そして始まった秋の選抜出場者最終選考。それも終わりに近い。
「あと残すは一人、今年の編入生―――幸平創真について」
「私は反対です!」
私が議題に出すとほぼ同時にえりなが発言する。
「この生徒の選抜入り……審議をやり直すべきです!!」
「しかし…その生徒については先日可決を」
「いいえ!彼の素行には問題がありますわ!由緒ある美食の祭典にふさわしいとは言えません!!」
因縁のことがあるからかえりなはいつもより感情的になりながら渋る。しかしそれは慧君によって諭された。
「薙切君、料理に対する君の意見は常に正しい…なのに何故か創真くんの事になると、どうも非論理的に感じるね。
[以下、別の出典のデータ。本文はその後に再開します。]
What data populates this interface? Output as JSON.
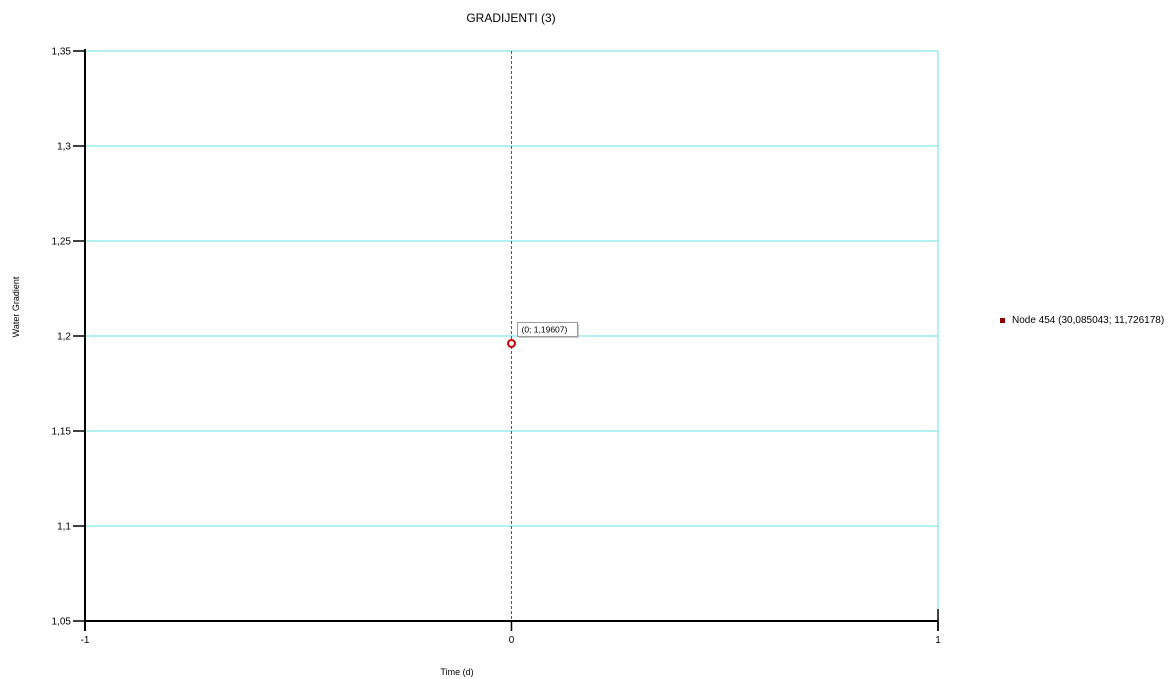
{
  "colors": {
    "grid": "#66e0e8",
    "axis": "#000000",
    "series": "#8b0000",
    "marker_ring": "#cc0000",
    "cursor_line": "#1e6d8f",
    "tooltip_border": "#9a9a9a"
  },
  "chart_data": {
    "type": "scatter",
    "title": "GRADIJENTI (3)",
    "xlabel": "Time (d)",
    "ylabel": "Water Gradient",
    "xlim": [
      -1,
      1
    ],
    "ylim": [
      1.05,
      1.35
    ],
    "x_ticks": [
      {
        "value": -1,
        "label": "-1"
      },
      {
        "value": 0,
        "label": "0"
      },
      {
        "value": 1,
        "label": "1"
      }
    ],
    "y_ticks": [
      {
        "value": 1.05,
        "label": "1,05"
      },
      {
        "value": 1.1,
        "label": "1,1"
      },
      {
        "value": 1.15,
        "label": "1,15"
      },
      {
        "value": 1.2,
        "label": "1,2"
      },
      {
        "value": 1.25,
        "label": "1,25"
      },
      {
        "value": 1.3,
        "label": "1,3"
      },
      {
        "value": 1.35,
        "label": "1,35"
      }
    ],
    "grid": true,
    "cursor_x": 0,
    "legend_position": "right",
    "series": [
      {
        "name": "Node 454 (30,085043; 11,726178)",
        "points": [
          {
            "x": 0,
            "y": 1.19607
          }
        ]
      }
    ],
    "annotations": [
      {
        "text": "(0; 1,19607)",
        "x": 0,
        "y": 1.19607
      }
    ]
  }
}
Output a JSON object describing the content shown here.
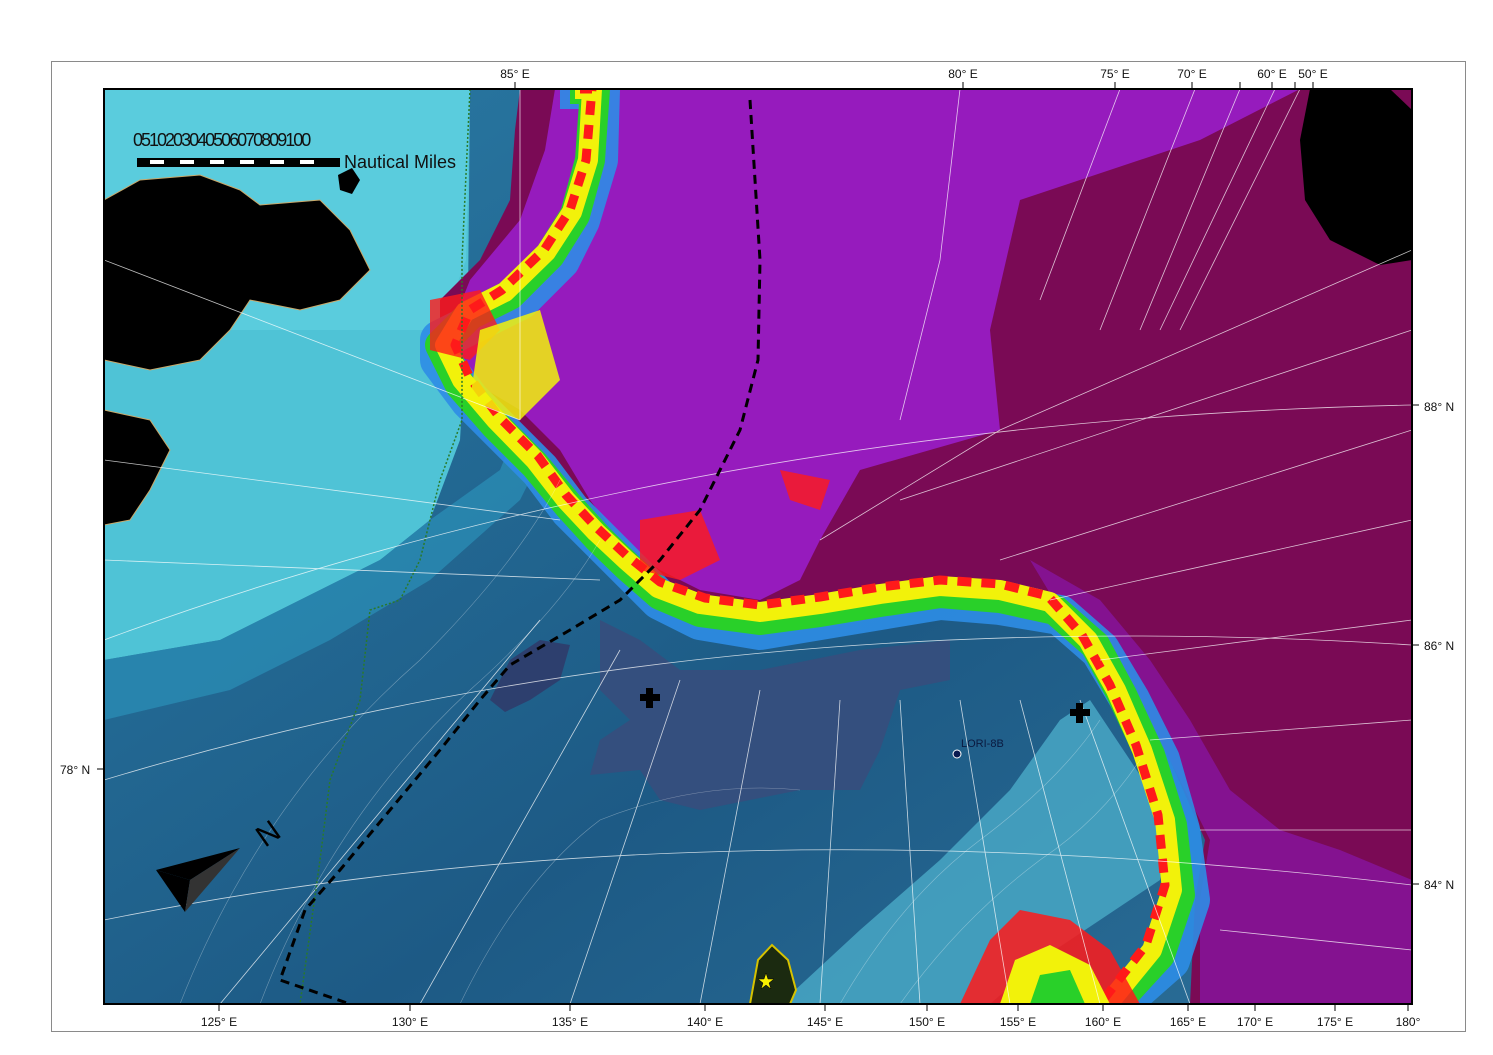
{
  "map": {
    "top_longitudes": [
      "85° E",
      "80° E",
      "75° E",
      "70° E",
      "60° E",
      "50° E"
    ],
    "bottom_longitudes": [
      "125° E",
      "130° E",
      "135° E",
      "140° E",
      "145° E",
      "150° E",
      "155° E",
      "160° E",
      "165° E",
      "170° E",
      "175° E",
      "180°"
    ],
    "right_latitudes": [
      "88° N",
      "86° N",
      "84° N"
    ],
    "left_latitudes": [
      "78° N"
    ],
    "scale_bar": {
      "numbers": "0510203040506070809100",
      "unit": "Nautical Miles"
    },
    "station_label": "LORI-8B",
    "north_arrow_label": "N",
    "colors": {
      "land": "#000000",
      "shelf": "#52c6d8",
      "deep_basin": "#1f5b88",
      "ice_interior": "#7a0a55",
      "purple": "#9b1fd0",
      "red": "#ff1a1a",
      "yellow": "#f2f20a",
      "green": "#29d029",
      "blue": "#2d8de6",
      "route": "#000000"
    }
  }
}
―――彼と何かあったのかな、例えば…個人的に?」
「……っ別に…ただ私はこの男が不適格だと…」
圧されていたえりなも負けじと慧君に対して反撃する。
「一色さん…貴方こそ、ご自分の寮の後輩を優遇なさってるんじゃありません事?」
「ふふ…そんな事はないさ~」
火花が散り始めてるしここは私が出るべきだろうか…と思っていたら以外なところから助け船が出た。
「幸平創真…面白そうな野郎じゃねぇか―――俺は推すぜ?」
第九席の叡山枝津也君。珍しいな…
「……!」
「確かに学園での実績は少ねぇ、遠月に入って日が浅いようだしな。けど合宿では土壇場の機転で200食達成…初日の課題でも高評価を得てる。こういう型破りな素材こそ、祭典を盛り上げてくれるんじゃねぇか?―――何が不満なのか俺には分からねぇなぁ」
「……っ」
ここまで言われるとさすがのえりなも黙った。でも…なんだろう。いつもより饒舌なせいか違和感があるのだ。口では認めているように言っているけど本心は別にある、みたいな。…いや、邪推か。
「―――よし。ではこれで最終決定としよう」
評議会による最終選考は終わった。
気になるなあ――――――幸平創真。